Los cormoranes anidan en colonias alrededor de la orilla, en árboles, islotes o acantilados. Son aves costeras más que oceánicas, y algunas han colonizado aguas interiores – de hecho, el ancestro original de los cormoranes parece haber sido un ave de agua dulce. Se extienden por todo el mundo, excepto por las islas del Pacífico central.

Cuando nadan sobre el agua, los cormoranes cabalgan muy bajo, y a menudo sólo sus largos cuellos son evidentes. Antes de que un cormorán despegue en vuelo, tiende a estirar su cuello en la dirección en la que pretende volar.
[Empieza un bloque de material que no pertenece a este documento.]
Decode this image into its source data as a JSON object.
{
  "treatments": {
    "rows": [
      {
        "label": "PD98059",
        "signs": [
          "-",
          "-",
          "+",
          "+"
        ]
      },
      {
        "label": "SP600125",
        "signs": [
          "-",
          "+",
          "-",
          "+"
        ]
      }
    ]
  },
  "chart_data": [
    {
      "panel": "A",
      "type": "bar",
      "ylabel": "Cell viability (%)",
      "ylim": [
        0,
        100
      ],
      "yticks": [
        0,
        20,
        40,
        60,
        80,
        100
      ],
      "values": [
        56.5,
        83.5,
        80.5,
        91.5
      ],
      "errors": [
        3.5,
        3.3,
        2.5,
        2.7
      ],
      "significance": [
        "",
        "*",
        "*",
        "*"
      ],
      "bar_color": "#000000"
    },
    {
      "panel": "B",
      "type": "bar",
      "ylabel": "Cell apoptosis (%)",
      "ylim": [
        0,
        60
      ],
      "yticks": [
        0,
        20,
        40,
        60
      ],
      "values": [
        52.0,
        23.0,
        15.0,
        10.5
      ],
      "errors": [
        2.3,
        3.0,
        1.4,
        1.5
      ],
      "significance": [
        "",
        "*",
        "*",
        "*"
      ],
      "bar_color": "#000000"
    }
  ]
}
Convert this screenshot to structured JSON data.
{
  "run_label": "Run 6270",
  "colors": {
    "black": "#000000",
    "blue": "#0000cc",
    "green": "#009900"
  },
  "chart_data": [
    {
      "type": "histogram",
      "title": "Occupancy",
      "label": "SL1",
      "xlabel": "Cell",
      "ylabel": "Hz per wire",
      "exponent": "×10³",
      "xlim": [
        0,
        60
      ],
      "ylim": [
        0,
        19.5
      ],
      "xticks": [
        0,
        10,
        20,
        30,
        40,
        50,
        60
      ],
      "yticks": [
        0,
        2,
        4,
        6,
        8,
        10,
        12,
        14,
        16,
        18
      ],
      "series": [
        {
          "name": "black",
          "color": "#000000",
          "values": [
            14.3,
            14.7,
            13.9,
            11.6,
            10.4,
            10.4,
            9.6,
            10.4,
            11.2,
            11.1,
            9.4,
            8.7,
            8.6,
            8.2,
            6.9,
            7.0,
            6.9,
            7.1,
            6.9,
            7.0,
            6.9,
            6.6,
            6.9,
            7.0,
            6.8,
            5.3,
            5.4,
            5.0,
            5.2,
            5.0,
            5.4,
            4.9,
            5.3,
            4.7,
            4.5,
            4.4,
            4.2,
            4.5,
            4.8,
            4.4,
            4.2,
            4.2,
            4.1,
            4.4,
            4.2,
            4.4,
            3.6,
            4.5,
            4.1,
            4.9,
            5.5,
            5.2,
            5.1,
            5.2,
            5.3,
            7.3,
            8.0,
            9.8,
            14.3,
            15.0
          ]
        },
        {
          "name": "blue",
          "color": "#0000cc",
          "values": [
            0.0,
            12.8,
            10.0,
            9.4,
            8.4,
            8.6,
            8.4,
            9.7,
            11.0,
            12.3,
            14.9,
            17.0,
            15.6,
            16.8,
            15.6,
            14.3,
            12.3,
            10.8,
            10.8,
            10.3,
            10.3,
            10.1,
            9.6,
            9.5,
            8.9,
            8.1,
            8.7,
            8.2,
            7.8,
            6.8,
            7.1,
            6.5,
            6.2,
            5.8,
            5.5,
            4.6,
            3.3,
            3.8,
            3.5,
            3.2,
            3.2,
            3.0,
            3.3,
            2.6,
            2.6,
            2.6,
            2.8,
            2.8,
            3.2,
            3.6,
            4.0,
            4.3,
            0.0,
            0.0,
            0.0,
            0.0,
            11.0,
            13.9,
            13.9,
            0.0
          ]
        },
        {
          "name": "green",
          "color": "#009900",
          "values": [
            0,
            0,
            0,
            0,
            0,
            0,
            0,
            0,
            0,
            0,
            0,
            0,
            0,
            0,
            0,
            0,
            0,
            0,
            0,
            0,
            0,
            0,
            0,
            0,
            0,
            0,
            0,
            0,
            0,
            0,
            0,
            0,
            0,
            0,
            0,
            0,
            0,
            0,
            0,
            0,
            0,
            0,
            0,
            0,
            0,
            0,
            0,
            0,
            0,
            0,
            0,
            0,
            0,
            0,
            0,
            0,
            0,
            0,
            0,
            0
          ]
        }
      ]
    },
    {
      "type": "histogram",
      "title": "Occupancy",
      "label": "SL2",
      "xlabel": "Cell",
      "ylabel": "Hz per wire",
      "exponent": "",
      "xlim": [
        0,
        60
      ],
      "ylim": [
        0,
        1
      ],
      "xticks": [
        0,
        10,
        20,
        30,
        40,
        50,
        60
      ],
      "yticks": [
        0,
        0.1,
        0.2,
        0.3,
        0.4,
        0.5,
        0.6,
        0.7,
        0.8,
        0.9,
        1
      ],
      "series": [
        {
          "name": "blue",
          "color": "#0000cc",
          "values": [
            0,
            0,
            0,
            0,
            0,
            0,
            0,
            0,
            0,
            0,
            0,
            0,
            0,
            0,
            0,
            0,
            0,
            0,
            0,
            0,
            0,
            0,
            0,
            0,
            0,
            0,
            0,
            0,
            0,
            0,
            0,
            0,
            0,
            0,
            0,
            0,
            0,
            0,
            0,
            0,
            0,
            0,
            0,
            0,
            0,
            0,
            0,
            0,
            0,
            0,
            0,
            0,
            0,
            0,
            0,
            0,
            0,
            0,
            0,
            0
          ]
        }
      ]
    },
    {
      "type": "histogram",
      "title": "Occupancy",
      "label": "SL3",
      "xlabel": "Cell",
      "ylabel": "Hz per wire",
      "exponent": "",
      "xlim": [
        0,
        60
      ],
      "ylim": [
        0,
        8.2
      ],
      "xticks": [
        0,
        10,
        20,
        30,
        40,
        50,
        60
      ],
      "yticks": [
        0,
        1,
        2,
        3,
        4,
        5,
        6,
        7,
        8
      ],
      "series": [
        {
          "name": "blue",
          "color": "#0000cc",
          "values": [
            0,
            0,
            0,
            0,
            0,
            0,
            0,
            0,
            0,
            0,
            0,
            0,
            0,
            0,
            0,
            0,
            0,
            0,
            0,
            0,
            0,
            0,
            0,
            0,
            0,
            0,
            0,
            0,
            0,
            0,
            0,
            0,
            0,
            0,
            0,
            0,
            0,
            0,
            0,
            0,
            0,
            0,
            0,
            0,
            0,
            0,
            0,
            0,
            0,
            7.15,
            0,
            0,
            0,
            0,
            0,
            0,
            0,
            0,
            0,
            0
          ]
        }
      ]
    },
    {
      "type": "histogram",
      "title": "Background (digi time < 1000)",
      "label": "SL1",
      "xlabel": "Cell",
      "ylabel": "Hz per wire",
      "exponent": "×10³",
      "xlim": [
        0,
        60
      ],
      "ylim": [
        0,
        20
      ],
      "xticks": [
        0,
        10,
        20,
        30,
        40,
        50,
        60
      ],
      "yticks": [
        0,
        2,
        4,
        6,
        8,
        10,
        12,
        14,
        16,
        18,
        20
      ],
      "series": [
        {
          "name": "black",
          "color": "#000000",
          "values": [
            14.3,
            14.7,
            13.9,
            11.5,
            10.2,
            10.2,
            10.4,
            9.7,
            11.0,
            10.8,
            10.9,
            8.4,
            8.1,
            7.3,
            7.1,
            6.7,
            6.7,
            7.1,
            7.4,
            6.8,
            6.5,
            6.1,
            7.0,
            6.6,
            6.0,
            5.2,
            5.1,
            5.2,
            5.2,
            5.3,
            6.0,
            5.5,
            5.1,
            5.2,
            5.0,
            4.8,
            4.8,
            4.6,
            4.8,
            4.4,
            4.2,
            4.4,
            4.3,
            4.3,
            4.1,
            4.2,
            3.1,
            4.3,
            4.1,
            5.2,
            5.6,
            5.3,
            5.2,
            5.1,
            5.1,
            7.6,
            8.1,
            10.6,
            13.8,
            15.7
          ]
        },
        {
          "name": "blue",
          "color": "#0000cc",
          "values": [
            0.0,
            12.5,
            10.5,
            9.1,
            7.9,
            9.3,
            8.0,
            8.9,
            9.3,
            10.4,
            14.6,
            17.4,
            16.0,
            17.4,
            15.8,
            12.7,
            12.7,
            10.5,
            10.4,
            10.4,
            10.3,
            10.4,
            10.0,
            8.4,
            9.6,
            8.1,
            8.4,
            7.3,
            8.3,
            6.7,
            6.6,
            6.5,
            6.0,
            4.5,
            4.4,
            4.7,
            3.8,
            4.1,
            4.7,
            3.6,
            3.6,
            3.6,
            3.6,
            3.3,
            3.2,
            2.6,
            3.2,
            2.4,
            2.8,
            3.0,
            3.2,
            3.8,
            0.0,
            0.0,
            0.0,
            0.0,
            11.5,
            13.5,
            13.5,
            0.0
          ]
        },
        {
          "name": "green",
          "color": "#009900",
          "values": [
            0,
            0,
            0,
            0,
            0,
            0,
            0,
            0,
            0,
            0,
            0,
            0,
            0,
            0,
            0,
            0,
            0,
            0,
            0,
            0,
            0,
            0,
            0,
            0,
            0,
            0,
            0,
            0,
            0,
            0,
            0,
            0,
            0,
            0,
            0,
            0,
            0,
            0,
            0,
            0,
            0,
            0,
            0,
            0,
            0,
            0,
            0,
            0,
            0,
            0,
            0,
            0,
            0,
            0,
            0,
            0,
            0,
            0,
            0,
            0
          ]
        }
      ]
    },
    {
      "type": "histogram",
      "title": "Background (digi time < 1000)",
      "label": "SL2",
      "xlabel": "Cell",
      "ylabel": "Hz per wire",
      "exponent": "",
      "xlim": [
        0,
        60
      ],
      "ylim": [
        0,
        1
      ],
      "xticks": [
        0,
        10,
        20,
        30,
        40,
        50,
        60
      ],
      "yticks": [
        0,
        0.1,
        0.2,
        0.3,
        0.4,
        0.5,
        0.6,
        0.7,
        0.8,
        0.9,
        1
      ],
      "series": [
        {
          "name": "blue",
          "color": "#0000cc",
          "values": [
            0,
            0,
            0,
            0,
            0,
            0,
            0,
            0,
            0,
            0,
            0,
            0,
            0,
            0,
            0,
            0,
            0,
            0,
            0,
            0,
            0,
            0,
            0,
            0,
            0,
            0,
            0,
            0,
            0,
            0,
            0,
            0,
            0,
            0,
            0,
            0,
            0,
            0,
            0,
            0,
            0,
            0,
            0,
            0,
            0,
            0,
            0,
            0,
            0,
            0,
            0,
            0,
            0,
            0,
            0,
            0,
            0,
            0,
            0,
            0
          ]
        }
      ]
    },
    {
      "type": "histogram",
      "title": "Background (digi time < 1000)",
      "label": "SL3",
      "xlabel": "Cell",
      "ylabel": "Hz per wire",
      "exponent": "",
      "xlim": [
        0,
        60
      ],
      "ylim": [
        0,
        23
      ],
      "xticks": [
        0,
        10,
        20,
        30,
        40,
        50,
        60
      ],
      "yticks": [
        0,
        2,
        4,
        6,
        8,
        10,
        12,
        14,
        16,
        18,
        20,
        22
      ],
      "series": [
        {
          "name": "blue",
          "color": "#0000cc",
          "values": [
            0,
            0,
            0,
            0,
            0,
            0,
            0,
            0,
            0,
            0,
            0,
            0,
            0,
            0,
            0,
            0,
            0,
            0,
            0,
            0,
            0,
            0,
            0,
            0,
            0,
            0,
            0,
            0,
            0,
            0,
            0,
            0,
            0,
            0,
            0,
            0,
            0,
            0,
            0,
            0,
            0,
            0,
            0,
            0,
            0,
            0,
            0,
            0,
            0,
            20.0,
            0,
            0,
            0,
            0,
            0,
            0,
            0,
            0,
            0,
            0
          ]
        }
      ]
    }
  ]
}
Cuando llega el momento del aterrizaje, un cormorán inflará la piel naranja de su cuello y, después del aterrizaje, dará un pequeño salto ritual.

Si un cormorán invade el espacio de otro, por ejemplo, compitiendo por un nido, los cormoranes se enfrentarán, estirarán el cuello y abrirán su pico de par en par para mostrar el color azul que hay en su interior mientras agitan la cabeza y se silban unos a otros. Para atraer a una pareja para la temporada de apareamiento, un cormorán macho escogerá un sitio de nidificación y luego se parará con el pecho y el pico hacia abajo y la cola hacia arriba, mostrando las crestas de su cabeza y los colores brillantes de su cuello y sus ojos, gruñendo y agitando ligeramente sus alas extendidas. Cuando una hembra llega, es saludada por el macho abriendo su boca en una abertura, para mostrar su interior azul.

Dos Cormoranes Crestados

Taxonomía

Reino: Animalia.

Filo: Cordato.

Clase: Aves.

Orden: Pelecaniformes.

Familia: Falacrocorácidos.

Hábitat y distribución

Se caracterizan por ser aves costeras más que oceánicas, y varias han colonizado aguas interiores – de hecho, el ancestro original de los cormoranes parece haber sido un ave de agua dulce, a juzgar por el hábitat del linaje más antiguo. Estos pájaros se extienden por todo el mundo, excepto por las islas del Pacífico central.

Hábitat esta ave en los lagos y estanques, los cormoranes de doble cresta son aves acuáticas coloniales que buscan cuerpos acuáticos lo suficientemente grandes como para mantener su dieta de peces. Sin embargo, pueden posarse y formar colonias de cría en lagunas o estanques más pequeños, y luego volar hasta 40 millas a un área de alimentación. Además de las aguas de pesca, los cormoranes necesitan áreas para posarse por la considerable cantidad de tiempo que pasan descansando cada día.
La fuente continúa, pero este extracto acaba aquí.